A maneira de escrita que você usou é bem intrincada e desenvolvida, mas tome cuidado para não tropeçar com isso. Por conta do estilo rebuscado, as palavras repetidas e os erros de concordância e encadeamento ficam muito mais evidentes e podem estragar todo o trabalho que você teve construindo um vocabulário complexo e esmerado. A erudição na escrita deve ser mais um adorno do que um ponto focal do texto em si -- use-a com moderação, mas sem abrir mão do seu estilo.

Continue mandando capítulos pra gente por aqui :ok:



Obrigado pelo comentário, Wallace! Fico felizão com isso, na moral.

A ambientação primária - um cenário desolado e um cavaleiro solitário ao lado de sua montaria - foi uma inspiração que não se esconde nenhum pouco de onde é derivada: Shadow of the Colossus, isto é. Mas, é claro, trabalhei em cima dessa ideia e desenvolvi um ambiente inóspito, e fazendo isso senti uma grande necessidade de ressaltar as dificuldades que, juntos, os dois camaradas houveram de superar. A narrativa agora desvia-se da natureza devastada para reinos de esplendor, mas não por muito tempo. É uma preferência minha descrever mundos em decadência.
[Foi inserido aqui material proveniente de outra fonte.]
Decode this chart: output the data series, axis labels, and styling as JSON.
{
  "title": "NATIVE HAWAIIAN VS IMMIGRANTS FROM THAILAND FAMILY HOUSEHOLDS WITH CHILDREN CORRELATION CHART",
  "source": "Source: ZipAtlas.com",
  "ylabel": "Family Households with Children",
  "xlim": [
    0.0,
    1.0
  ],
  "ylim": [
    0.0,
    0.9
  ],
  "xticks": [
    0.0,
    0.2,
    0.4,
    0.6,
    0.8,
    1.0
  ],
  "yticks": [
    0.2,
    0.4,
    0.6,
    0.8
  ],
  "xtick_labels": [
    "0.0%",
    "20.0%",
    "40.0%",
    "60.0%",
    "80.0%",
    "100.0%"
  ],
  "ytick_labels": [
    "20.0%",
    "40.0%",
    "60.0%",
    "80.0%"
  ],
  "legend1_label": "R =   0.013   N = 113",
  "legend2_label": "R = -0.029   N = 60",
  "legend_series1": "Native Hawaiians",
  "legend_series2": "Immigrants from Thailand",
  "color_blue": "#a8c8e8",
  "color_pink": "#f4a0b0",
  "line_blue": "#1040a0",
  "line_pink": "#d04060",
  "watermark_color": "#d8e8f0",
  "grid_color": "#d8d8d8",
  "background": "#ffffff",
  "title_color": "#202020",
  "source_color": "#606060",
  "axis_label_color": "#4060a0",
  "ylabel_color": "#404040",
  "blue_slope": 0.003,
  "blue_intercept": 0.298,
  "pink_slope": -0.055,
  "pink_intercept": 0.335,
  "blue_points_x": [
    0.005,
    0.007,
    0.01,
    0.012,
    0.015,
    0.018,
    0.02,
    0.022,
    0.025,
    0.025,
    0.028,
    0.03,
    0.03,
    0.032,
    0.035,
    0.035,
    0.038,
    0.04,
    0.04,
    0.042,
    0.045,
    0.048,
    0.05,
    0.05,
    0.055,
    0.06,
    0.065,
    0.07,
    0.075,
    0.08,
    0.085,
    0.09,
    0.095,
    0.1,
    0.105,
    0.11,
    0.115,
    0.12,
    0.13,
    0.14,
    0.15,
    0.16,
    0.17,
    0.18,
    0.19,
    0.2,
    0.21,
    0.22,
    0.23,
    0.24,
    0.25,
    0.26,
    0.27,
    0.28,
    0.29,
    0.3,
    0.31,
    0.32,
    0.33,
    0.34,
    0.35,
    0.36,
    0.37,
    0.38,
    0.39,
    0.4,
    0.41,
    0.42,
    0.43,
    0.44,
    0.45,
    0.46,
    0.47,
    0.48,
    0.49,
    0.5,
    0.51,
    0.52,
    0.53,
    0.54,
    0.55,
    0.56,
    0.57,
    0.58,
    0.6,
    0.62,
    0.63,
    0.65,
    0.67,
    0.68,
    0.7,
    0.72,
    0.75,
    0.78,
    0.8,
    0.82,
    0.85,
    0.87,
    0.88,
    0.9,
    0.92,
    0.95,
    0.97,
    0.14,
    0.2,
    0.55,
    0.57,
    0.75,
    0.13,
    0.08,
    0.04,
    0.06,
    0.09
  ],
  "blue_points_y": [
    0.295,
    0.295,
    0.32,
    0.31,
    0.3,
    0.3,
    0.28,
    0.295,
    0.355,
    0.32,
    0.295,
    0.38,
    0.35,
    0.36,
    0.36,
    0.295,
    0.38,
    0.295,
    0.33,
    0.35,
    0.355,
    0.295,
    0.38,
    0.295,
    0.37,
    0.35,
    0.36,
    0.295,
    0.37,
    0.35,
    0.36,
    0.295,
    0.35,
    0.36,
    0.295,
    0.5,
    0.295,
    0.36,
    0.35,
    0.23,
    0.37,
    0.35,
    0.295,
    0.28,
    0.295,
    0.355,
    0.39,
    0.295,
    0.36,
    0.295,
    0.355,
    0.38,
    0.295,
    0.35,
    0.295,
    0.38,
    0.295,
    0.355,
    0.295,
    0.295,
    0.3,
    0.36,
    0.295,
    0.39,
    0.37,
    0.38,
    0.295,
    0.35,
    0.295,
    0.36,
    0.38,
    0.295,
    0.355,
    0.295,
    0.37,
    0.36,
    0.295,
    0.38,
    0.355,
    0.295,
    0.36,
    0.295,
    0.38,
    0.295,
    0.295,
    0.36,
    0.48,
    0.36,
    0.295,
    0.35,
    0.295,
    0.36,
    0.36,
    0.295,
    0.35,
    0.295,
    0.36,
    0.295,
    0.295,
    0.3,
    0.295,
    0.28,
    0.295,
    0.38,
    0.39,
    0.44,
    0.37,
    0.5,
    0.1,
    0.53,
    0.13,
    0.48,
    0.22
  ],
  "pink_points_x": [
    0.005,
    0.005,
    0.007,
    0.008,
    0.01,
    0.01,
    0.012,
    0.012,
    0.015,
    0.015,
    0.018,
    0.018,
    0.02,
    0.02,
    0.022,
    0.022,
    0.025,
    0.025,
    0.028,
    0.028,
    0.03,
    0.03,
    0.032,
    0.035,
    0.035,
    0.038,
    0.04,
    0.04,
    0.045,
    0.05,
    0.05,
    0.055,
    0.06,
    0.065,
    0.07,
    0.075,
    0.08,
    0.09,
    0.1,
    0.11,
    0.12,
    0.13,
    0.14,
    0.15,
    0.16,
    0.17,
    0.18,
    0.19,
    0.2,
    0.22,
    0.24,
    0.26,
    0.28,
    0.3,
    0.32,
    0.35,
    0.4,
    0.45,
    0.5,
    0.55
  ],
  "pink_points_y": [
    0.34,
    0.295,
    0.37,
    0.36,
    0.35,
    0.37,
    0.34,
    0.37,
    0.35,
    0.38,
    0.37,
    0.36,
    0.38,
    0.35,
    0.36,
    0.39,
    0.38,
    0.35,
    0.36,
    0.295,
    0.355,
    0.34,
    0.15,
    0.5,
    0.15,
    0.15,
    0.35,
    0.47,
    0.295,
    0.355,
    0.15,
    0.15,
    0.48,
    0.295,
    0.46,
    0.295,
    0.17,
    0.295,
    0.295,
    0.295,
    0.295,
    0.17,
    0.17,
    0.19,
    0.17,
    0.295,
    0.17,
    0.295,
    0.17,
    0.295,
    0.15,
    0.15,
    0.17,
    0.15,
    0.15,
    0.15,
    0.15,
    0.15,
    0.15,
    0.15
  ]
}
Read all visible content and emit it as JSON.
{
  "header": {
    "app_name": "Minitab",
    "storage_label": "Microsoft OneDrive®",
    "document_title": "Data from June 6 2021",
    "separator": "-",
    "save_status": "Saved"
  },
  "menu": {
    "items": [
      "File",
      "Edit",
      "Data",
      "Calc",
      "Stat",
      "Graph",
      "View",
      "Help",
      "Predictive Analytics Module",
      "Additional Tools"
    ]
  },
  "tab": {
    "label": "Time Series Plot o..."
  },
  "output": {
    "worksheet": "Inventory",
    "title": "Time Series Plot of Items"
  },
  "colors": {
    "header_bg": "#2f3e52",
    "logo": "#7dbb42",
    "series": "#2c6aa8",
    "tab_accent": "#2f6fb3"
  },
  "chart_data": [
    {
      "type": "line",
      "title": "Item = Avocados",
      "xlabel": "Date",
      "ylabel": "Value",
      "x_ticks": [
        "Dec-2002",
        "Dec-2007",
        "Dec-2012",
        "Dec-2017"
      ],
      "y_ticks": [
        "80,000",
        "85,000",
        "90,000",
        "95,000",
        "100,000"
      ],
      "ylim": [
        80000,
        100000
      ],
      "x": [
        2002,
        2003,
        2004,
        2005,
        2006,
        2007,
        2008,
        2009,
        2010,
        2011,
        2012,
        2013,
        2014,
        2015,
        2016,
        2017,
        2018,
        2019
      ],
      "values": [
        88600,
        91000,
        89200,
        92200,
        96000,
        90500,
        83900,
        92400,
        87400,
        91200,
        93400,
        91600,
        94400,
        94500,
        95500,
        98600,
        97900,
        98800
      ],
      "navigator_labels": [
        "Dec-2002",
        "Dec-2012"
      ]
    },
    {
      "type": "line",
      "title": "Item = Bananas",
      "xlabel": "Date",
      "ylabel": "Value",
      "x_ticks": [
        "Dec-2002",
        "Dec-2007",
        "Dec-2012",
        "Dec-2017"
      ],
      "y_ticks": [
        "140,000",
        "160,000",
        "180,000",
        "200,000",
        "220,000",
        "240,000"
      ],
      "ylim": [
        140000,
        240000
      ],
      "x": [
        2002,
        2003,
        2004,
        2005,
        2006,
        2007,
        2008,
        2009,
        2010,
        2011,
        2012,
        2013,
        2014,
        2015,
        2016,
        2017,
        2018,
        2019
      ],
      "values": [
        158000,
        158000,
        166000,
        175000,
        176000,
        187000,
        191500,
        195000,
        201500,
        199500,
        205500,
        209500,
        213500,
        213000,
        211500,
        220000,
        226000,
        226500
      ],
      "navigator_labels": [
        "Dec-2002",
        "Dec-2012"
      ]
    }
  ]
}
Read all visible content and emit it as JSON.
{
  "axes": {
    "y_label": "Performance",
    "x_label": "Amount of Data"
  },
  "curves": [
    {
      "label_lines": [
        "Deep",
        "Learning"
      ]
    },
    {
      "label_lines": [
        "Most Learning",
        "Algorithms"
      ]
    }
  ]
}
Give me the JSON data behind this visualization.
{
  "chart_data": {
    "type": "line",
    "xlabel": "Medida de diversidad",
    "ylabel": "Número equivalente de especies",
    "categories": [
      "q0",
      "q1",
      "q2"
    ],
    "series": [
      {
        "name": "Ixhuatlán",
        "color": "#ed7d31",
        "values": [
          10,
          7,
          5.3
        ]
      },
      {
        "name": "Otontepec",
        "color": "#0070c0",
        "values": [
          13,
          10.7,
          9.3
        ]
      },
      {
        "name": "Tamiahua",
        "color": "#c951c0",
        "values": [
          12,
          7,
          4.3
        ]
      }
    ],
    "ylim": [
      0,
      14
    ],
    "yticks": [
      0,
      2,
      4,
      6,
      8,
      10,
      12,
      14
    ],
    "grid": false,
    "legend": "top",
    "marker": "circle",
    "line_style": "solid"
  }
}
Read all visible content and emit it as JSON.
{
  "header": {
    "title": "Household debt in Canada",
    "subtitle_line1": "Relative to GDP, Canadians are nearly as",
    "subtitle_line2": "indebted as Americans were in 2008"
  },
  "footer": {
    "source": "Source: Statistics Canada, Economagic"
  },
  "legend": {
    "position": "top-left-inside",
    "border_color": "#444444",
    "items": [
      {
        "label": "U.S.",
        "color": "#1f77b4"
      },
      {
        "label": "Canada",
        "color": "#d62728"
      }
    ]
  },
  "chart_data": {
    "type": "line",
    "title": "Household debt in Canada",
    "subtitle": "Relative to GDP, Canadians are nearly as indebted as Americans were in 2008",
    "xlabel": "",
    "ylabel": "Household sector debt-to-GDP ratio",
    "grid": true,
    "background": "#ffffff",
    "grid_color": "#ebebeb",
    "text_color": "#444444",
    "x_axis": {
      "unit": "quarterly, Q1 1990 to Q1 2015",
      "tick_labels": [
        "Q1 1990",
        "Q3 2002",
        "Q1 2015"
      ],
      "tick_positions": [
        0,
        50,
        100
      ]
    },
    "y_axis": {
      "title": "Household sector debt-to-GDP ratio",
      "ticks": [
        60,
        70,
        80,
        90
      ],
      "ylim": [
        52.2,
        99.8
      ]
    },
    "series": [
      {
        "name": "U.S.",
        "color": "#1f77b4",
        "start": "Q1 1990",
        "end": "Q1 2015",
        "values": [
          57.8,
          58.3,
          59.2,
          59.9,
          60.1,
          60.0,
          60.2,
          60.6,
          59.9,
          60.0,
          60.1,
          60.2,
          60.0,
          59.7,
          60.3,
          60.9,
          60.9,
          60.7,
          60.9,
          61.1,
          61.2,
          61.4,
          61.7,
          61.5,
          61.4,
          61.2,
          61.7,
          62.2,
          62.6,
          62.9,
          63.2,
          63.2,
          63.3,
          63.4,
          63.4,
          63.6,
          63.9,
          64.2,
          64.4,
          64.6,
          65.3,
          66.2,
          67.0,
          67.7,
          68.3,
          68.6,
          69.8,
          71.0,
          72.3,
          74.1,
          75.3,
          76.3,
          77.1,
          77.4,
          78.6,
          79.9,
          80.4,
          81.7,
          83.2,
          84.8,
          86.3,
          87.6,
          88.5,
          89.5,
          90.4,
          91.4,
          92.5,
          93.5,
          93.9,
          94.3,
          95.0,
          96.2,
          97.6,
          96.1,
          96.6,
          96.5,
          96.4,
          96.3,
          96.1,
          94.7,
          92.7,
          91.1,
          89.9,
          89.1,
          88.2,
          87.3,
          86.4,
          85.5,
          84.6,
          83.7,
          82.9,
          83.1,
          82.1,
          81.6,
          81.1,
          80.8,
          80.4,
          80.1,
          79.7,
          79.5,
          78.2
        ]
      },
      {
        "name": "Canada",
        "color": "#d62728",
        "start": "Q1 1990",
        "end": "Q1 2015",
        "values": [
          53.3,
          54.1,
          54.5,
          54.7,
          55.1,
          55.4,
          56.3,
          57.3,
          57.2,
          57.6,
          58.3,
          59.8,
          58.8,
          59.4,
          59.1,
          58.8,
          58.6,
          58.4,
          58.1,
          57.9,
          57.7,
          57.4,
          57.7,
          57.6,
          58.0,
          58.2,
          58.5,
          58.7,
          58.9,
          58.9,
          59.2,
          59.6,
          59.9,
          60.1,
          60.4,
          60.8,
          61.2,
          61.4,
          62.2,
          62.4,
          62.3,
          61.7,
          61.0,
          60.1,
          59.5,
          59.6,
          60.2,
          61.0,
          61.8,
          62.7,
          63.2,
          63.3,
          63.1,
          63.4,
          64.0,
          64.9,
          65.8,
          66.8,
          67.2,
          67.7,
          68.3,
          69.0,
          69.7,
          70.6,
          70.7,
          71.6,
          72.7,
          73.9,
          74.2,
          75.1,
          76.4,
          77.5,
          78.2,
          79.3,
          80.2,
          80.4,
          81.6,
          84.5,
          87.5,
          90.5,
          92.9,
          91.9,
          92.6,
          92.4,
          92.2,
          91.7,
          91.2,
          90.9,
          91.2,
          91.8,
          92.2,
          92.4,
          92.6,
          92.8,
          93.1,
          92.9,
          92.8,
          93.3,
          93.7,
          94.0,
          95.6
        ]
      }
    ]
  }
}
Com certeza erros de concordância e repetição são males que me perseguem. Não sou muito bom no que se diz a respeito de um entendimento aprofundado da língua, mas isso não me impede, claro, de exercer minha imaginação numa folha em branco.

É uma dica valiosa, isso que você disse sobre a erudição na escrita. Muitas vezes denoto textos onde o uso de sinônimos é extremamente vasto, tornando-se até mesmo redundante, ou desvirtuando o resto do texto em si.

No mais, valeu mesmo! É sempre animador receber um feedback. Amanhã devo postar o próximo capítulo. Vou postando devagar, afinal não escrevi tantas páginas da história.